Understanding market microstructure in high-frequency trading


Before we dive in, a quick disclaimer: I’m not an expert in market microstructure, and this article is not intended as authoritative guidance. Rather, this is a synthesis of publicly available knowledge as I build my own understanding of how modern electronic markets work, especially from the perspective of high-frequency trading (HFT) system design.

Much of the information here can be found in greater depth in excellent resources like:

This is a simplified and pragmatic look meant to support the development of a Rust-based HFT framework. Now, let’s explore what market microstructure is and why it matters.

What is market microstructure?

Market microstructure refers to the rules, behaviors, and systems that determine how orders are submitted, processed, matched, and executed in an exchange. While the macro-level view of trading involves charts and trends, the micro-level is concerned with how individual orders interact within the order book.

Understanding this layer is essential for high-frequency traders because every optimization — from latency tuning to strategy logic — depends on the precise behavior of the market at this level.

The limit order book

Most modern electronic exchanges use a limit order book (LOB) as the primary mechanism to manage liquidity. The order book is a data structure that lists all outstanding buy and sell orders for a given asset.

  • Bids: Buy orders waiting to be filled.
  • Asks: Sell orders waiting to be filled.
  • Best bid: The highest buy price currently in the book.
  • Best ask: The lowest sell price currently in the book.
  • Spread: The difference between best ask and best bid.

The LOB is typically sorted by price and then time, giving preference to the earliest orders at the same price — this is called price-time priority.

Ticks and price resolution

A tick is the minimum price increment allowed by an exchange. If a stock has a tick size of $0.01, then the price can move from $10.00 to $10.01, but not to $10.005.

Tick size affects market dynamics significantly:

  • Small tick size → tighter spreads but possibly more message traffic.
  • Large tick size → wider spreads but fewer order updates.

In HFT, you may design strategies that try to exploit tick-size effects — for example, placing orders just inside the spread.

Depth and liquidity

Market depth refers to the amount of volume available at each price level in the book. A “deep” market has many resting orders across multiple price levels, which provides liquidity and reduces slippage.

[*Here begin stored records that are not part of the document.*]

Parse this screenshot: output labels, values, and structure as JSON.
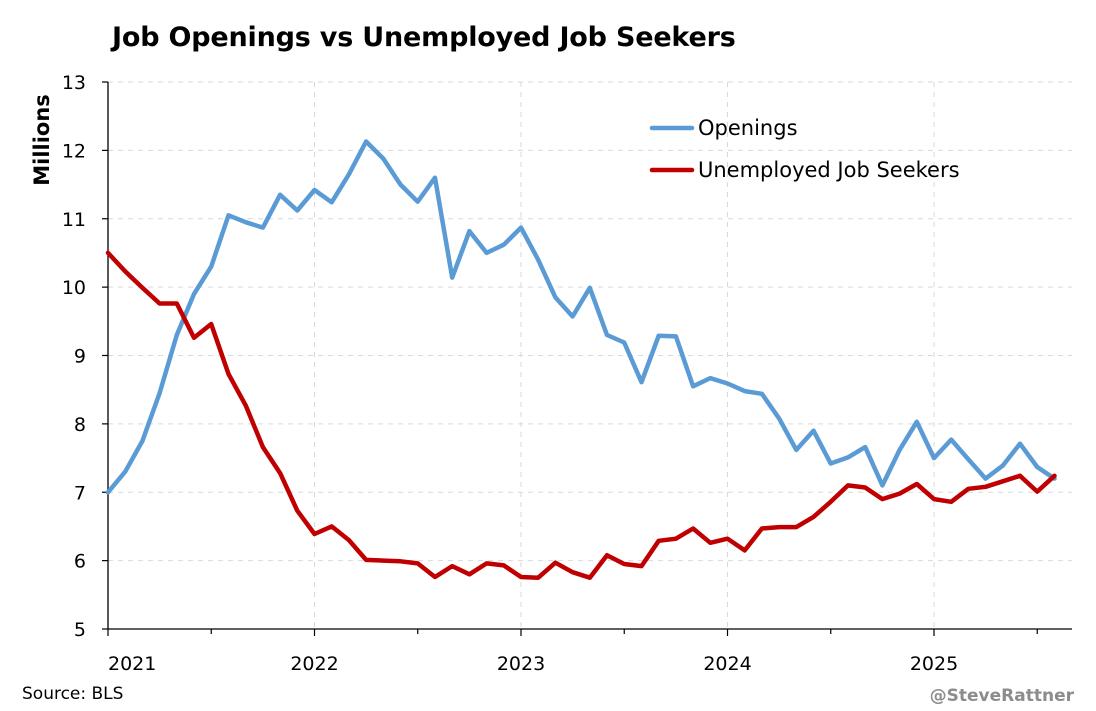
{
  "chart_data": {
    "type": "line",
    "title": "Job Openings vs Unemployed Job Seekers",
    "ylabel": "Millions",
    "xlabel": "",
    "ylim": [
      5,
      13
    ],
    "yticks": [
      "5",
      "6",
      "7",
      "8",
      "9",
      "10",
      "11",
      "12",
      "13"
    ],
    "xlim": [
      2021,
      2025.67
    ],
    "xticks": [
      "2021",
      "2022",
      "2023",
      "2024",
      "2025"
    ],
    "grid": true,
    "legend_position": "top-right",
    "series": [
      {
        "name": "Openings",
        "color": "#5b9bd5",
        "x_start": 2021,
        "x_step": 0.0833333,
        "values": [
          7.0,
          7.3,
          7.75,
          8.45,
          9.3,
          9.9,
          10.3,
          11.05,
          10.95,
          10.87,
          11.35,
          11.12,
          11.42,
          11.24,
          11.65,
          12.13,
          11.88,
          11.5,
          11.25,
          11.6,
          10.14,
          10.82,
          10.5,
          10.62,
          10.87,
          10.4,
          9.85,
          9.57,
          9.99,
          9.3,
          9.19,
          8.61,
          9.29,
          9.28,
          8.55,
          8.67,
          8.59,
          8.48,
          8.44,
          8.08,
          7.62,
          7.9,
          7.42,
          7.51,
          7.66,
          7.1,
          7.62,
          8.03,
          7.5,
          7.77,
          7.48,
          7.2,
          7.39,
          7.71,
          7.37,
          7.2
        ]
      },
      {
        "name": "Unemployed Job Seekers",
        "color": "#c00000",
        "x_start": 2021,
        "x_step": 0.0833333,
        "values": [
          10.5,
          10.23,
          9.99,
          9.76,
          9.76,
          9.26,
          9.46,
          8.73,
          8.27,
          7.66,
          7.28,
          6.73,
          6.39,
          6.5,
          6.3,
          6.01,
          6.0,
          5.99,
          5.96,
          5.76,
          5.92,
          5.8,
          5.96,
          5.93,
          5.76,
          5.75,
          5.97,
          5.83,
          5.75,
          6.08,
          5.95,
          5.92,
          6.29,
          6.32,
          6.47,
          6.26,
          6.32,
          6.15,
          6.47,
          6.49,
          6.49,
          6.64,
          6.86,
          7.1,
          7.07,
          6.9,
          6.98,
          7.12,
          6.9,
          6.86,
          7.05,
          7.08,
          7.16,
          7.24,
          7.01,
          7.24
        ]
      }
    ],
    "source": "Source: BLS",
    "credit": "@SteveRattner"
  }
}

Depth is especially important for:

  • Understanding potential price impact of large orders.
  • Estimating short-term volatility.
  • Designing strategies that interact with passive liquidity.

Some feeds give only the top of book (Level 1), while others offer full depth (Level 2). Most HFT strategies rely heavily on Level 2 data.

Latency and reaction time

In high-frequency environments, latency is the time it takes from when an event happens (e.g., a new order arrives) to when your system reacts.

Sources of latency include:

  • Network transmission delays.
  • OS and kernel overhead.
  • Message decoding and parsing.
  • Decision logic.
  • Order submission time.

Market microstructure analysis helps identify when it’s worth reacting and how fast your system needs to be. In some cases, reacting even 10 microseconds later means you’re already behind.

Order types and behavior

Not all orders are equal. Exchanges offer a variety of order types with different behaviors:

  • Limit orders: Specify a price and wait.
  • Market orders: Execute immediately at the best available price.
  • Immediate-or-cancel (IOC) and fill-or-kill (FOK): Time-sensitive orders.
  • Post-only: Ensures the order does not take liquidity.

Each exchange may have its own quirks, and understanding how these affect queue positioning, visibility, and fees is critical.

Queue positioning and matching priority

Getting your order to the top of the queue at a given price level can be the difference between being filled or not. Exchanges typically use:

  • Price-time priority: Orders are sorted first by price, then by arrival time.
  • Pro-rata matching: Orders at the same price are matched proportionally to their size.

Queue mechanics influence many HFT strategies, especially those focused on passive alpha (earning the spread rather than crossing it).

Conclusion

Market microstructure is the foundation of high-frequency trading. Without understanding the behavior of the order book, latency-sensitive events, and execution rules, it’s impossible to design efficient or profitable trading systems.

This article is just a basic outline. I strongly encourage you to explore the sources linked above to deepen your understanding. In the upcoming articles, we will look at how matching engines work, how to consume market data feeds in real time, and how to build systems in Rust that can process and react to this information with minimal latency.